I agree with the general point that you might be over-smoothing if you graph data with large window sizes, but you don't have to change the units on the graph as well, and probably shouldn't, since "Mbit per half second" is a confusingly nonstandard unit--- the units of measurement and the granularity of measurement don't have to be tied. An Mbit/s is a rate, and you can graph the rate in that unit for data points taken over a window of 1/2-second also.

Same as how in physics, lots of things are expressed in rates of "per second", but this does not necessarily imply that the measurement window was one second; it might be vastly larger or smaller than that. Or, with cars, you can measure the speed in mph or km/hr much more frequently than once per hour. =]

Jabbles · on July 10, 2011

I think he's made some unfortunate mistakes with his language and use of units:

"we could transfer 900 Mbit for a half of a second and another 100 Mbit for the other half of that second. How much data was transferred during that second? The answer is 1 Gbit per second."

"for" implies multiplication, i.e. 2Mbit/s for 3s transfers 6Mbit in total, 2Mbit/s * 3s = 6Mbit. The phrase "900Mbit for half a second" should probably read "900Mbit in half a second", giving 1.8Gbit/s (and thus supporting the point of the article).

"The answer is [not] 1Gbit per second", it is 1Gbit. It is a measure of data, not transfer rate.

He makes a good point though, averaging may mask important details.

Confusion · on July 11, 2011

It's ambiguous and either interpretation holds. '900 Mbit for half a second' is meaningless and requires correction. Either for -> in or Mbit -> Mbit/s.

tlrobinson · on July 11, 2011

The resolution of data and units the data is expressed in are orthogonal. You can still use X/second units but report 10 samples per second. Changing the units is confusing. I don't have an immediate frame of reference for how fast Mb/half-second is without doing a conversion in my head.

minimax · on July 10, 2011

For example, we could transfer 900 Mbit for a half of a second and another 100 Mbit for the other half of that second. How much data was transferred during that second? The answer is 1 Gbit per second.

The dimensional analysis doesn't work here. He asks for a quantity of data and answers with a transfer rate. Also it shouldn't be surprising that the instantaneous transfer rate at a given time is different than the average transfer rate over a period of time.

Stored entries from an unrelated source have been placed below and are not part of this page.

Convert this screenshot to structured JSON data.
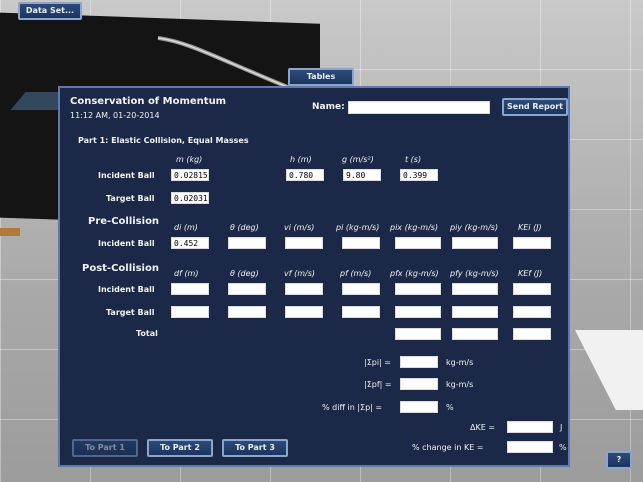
{
  "header": {
    "dataset_button": "Data Set...",
    "tables_tab": "Tables"
  },
  "panel": {
    "title": "Conservation of Momentum",
    "timestamp": "11:12 AM, 01-20-2014",
    "name_label": "Name:",
    "name_value": "",
    "send_report": "Send Report",
    "part_title": "Part 1: Elastic Collision, Equal Masses",
    "cols_top": {
      "m": "m (kg)",
      "h": "h (m)",
      "g": "g (m/s²)",
      "t": "t (s)"
    },
    "incident_ball_label": "Incident Ball",
    "target_ball_label": "Target Ball",
    "values": {
      "m_incident": "0.02815",
      "h": "0.780",
      "g": "9.80",
      "t": "0.399",
      "m_target": "0.02031",
      "di_incident": "0.452"
    },
    "pre_collision": "Pre-Collision",
    "pre_cols": [
      "di (m)",
      "θ (deg)",
      "vi (m/s)",
      "pi (kg-m/s)",
      "pix (kg-m/s)",
      "piy (kg-m/s)",
      "KEi (J)"
    ],
    "post_collision": "Post-Collision",
    "post_cols": [
      "df (m)",
      "θ (deg)",
      "vf (m/s)",
      "pf (m/s)",
      "pfx (kg-m/s)",
      "pfy (kg-m/s)",
      "KEf (J)"
    ],
    "total_label": "Total",
    "sum_pi": "|Σpi| =",
    "sum_pf": "|Σpf| =",
    "unit_kgms": "kg-m/s",
    "pct_diff": "% diff in |Σp| =",
    "pct": "%",
    "delta_ke": "ΔKE =",
    "unit_j": "J",
    "pct_change_ke": "% change in KE =",
    "nav": {
      "part1": "To Part 1",
      "part2": "To Part 2",
      "part3": "To Part 3"
    }
  },
  "help": "?"
}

ssapkota · on July 10, 2011

It's a fabulous troubleshooting effort made by the admins - "we saw we would frequently burst the 1 Mbit per millisecond rate of the so called 1 Gbit/s interfaces"

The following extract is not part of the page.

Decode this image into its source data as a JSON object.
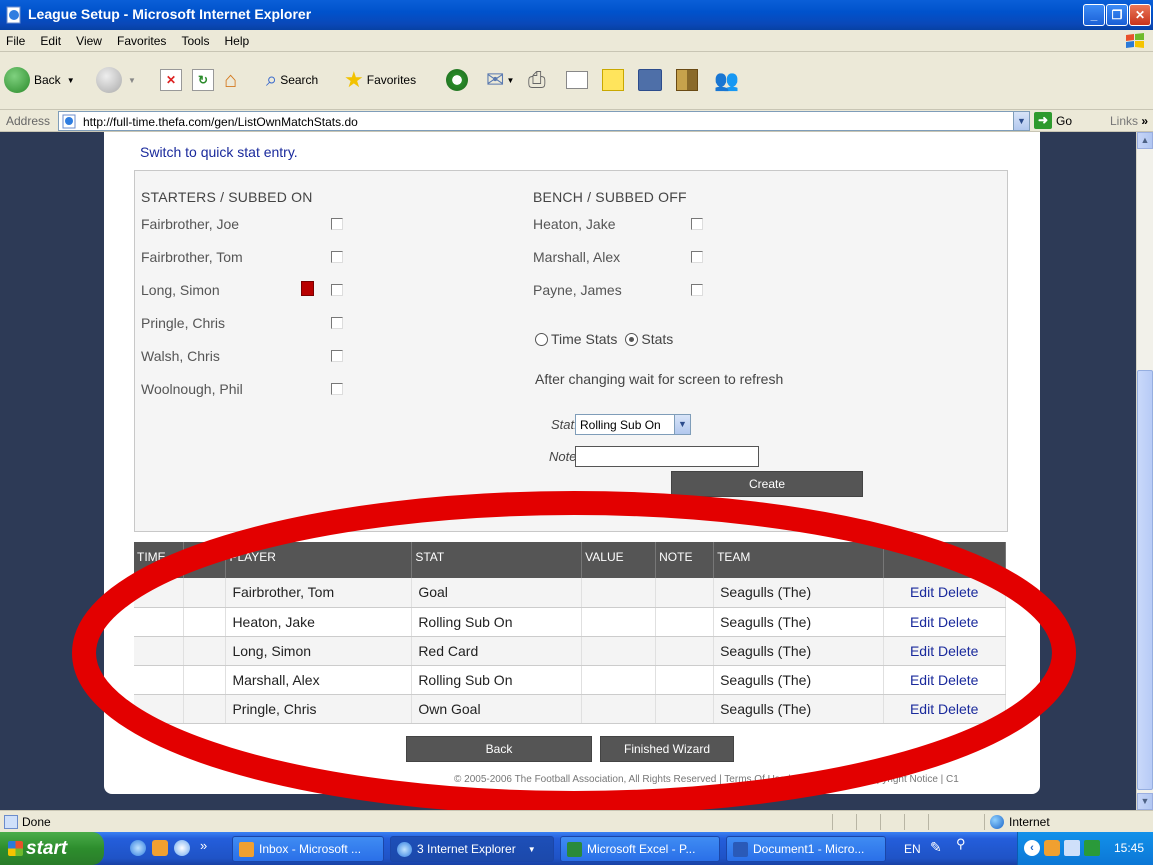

carbonica · on July 10, 2011

> This effect is made even worse by most monitoring tools because most take samples every 5 minutes.

Who exactly is using monitoring tools that sample every 5 minutes? Goodness. Maybe I've been spoiled, but I couldn't imagine using such a blunt tool.

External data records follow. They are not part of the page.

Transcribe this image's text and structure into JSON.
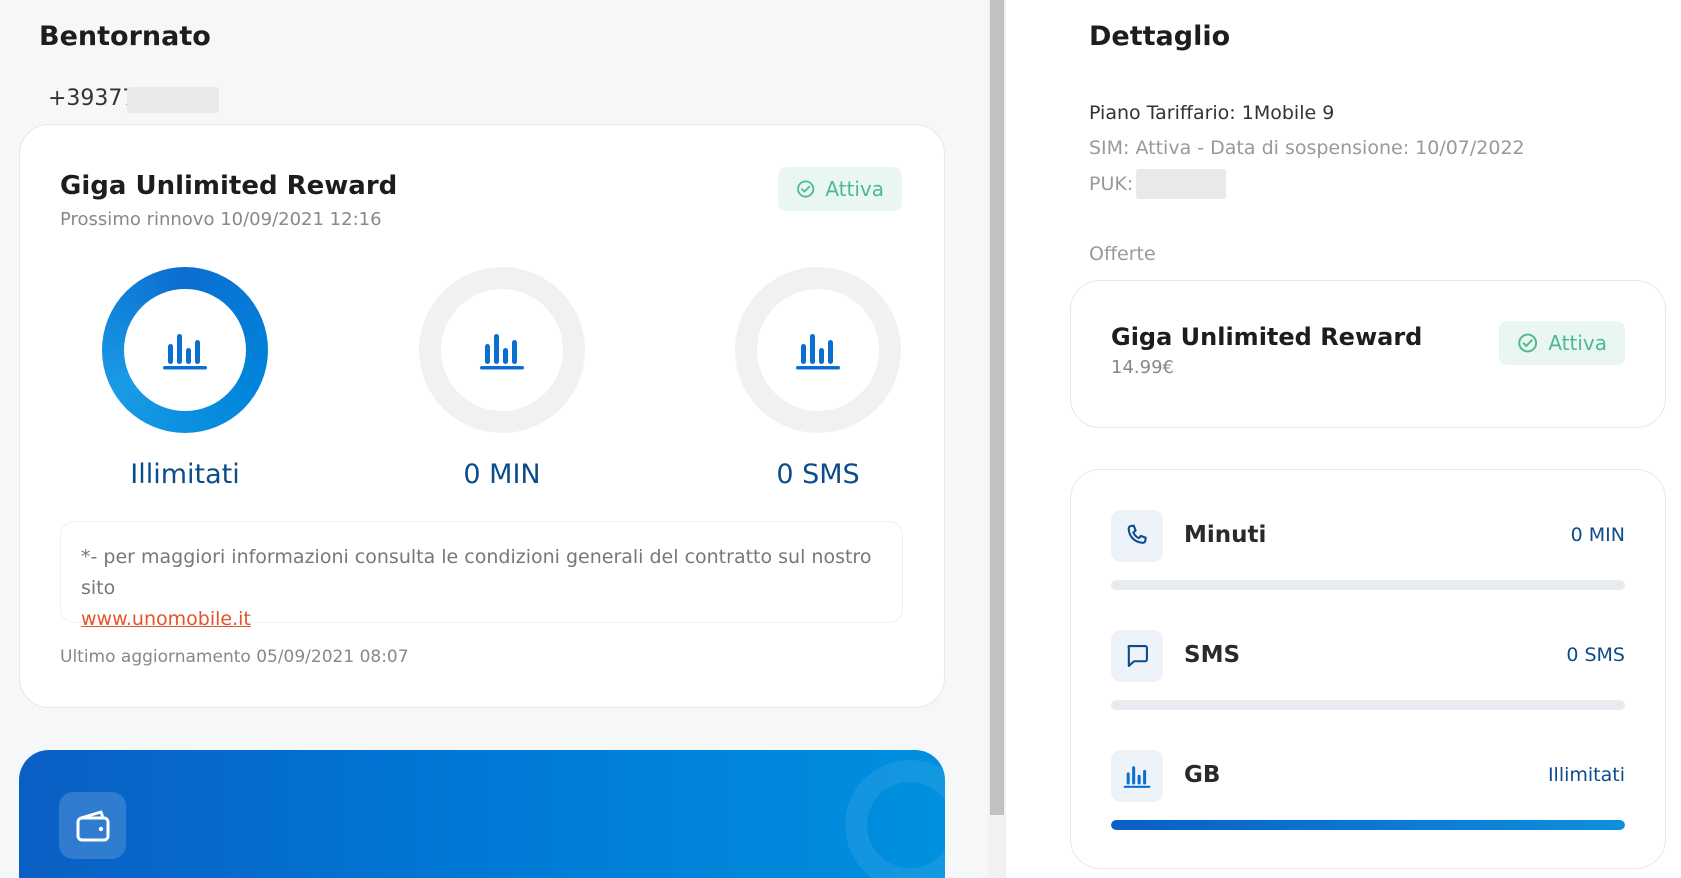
{
  "left": {
    "welcome": "Bentornato",
    "phone_prefix": "+39377",
    "plan": {
      "title": "Giga Unlimited Reward",
      "renewal": "Prossimo rinnovo 10/09/2021 12:16",
      "status": "Attiva"
    },
    "meters": [
      {
        "label": "Illimitati",
        "fill": 1.0
      },
      {
        "label": "0 MIN",
        "fill": 0
      },
      {
        "label": "0 SMS",
        "fill": 0
      }
    ],
    "info_text": "*- per maggiori informazioni consulta le condizioni generali del contratto sul nostro sito",
    "info_link": "www.unomobile.it",
    "updated": "Ultimo aggiornamento 05/09/2021 08:07"
  },
  "detail": {
    "title": "Dettaglio",
    "tariff": "Piano Tariffario: 1Mobile 9",
    "sim": "SIM: Attiva - Data di sospensione: 10/07/2022",
    "puk_label": "PUK:",
    "offers_label": "Offerte",
    "offer": {
      "title": "Giga Unlimited Reward",
      "price": "14.99€",
      "status": "Attiva"
    },
    "usage": [
      {
        "name": "Minuti",
        "value": "0 MIN",
        "icon": "phone-icon",
        "fill": 0
      },
      {
        "name": "SMS",
        "value": "0 SMS",
        "icon": "message-icon",
        "fill": 0
      },
      {
        "name": "GB",
        "value": "Illimitati",
        "icon": "bar-chart-icon",
        "fill": 1.0
      }
    ]
  },
  "colors": {
    "brand_blue": "#0079d6",
    "dark_blue": "#0d4c8c",
    "active_green": "#4cb98f",
    "link_orange": "#e2552b"
  }
}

The_Fox · on July 10, 2011

Munin, the package that charts performance and usage metrics, does so at 5 min intervals by default. But its purpose is to show historical trends (it tracks every single metric for the past year), and its users are expected to understand that it doesn't help for the kind of thing this article is about.

xtacy · on July 11, 2011

I have been looking for rrd/cacti like graphing tools that work with millisecond sampling. Any ideas?

Joakal · on July 11, 2011

I monitor as often as possible to be alerted for sudden high traffic. To not add to the load, it checks every 30 seconds.

lmz · on July 11, 2011

Cacti uses 5 minute intervals by default.

moe · on July 10, 2011

What tool do you use?

JoachimSchipper · on July 11, 2011

rrdtool[1] can be configured to "merge" measurements in various ways: by default, the pixel at (say) "4min" is an average of the measurements at (e.g.) 3:30, 3:40, ..., 4:20 [2], but it can also be configured to be the maximum (or minimum, or median) of these measurements.

[1] the database and graph software which underlies most (Unix?) server monitoring tools, including e.g. Munin and Cacti.

[2] Or the measurements at 4:00, ..., 4:50, or those at 3:10, ..., 4:00; I forgot, and it's not important.

7952 · on July 11, 2011

What you need is standard deviation and other stats of all the samples.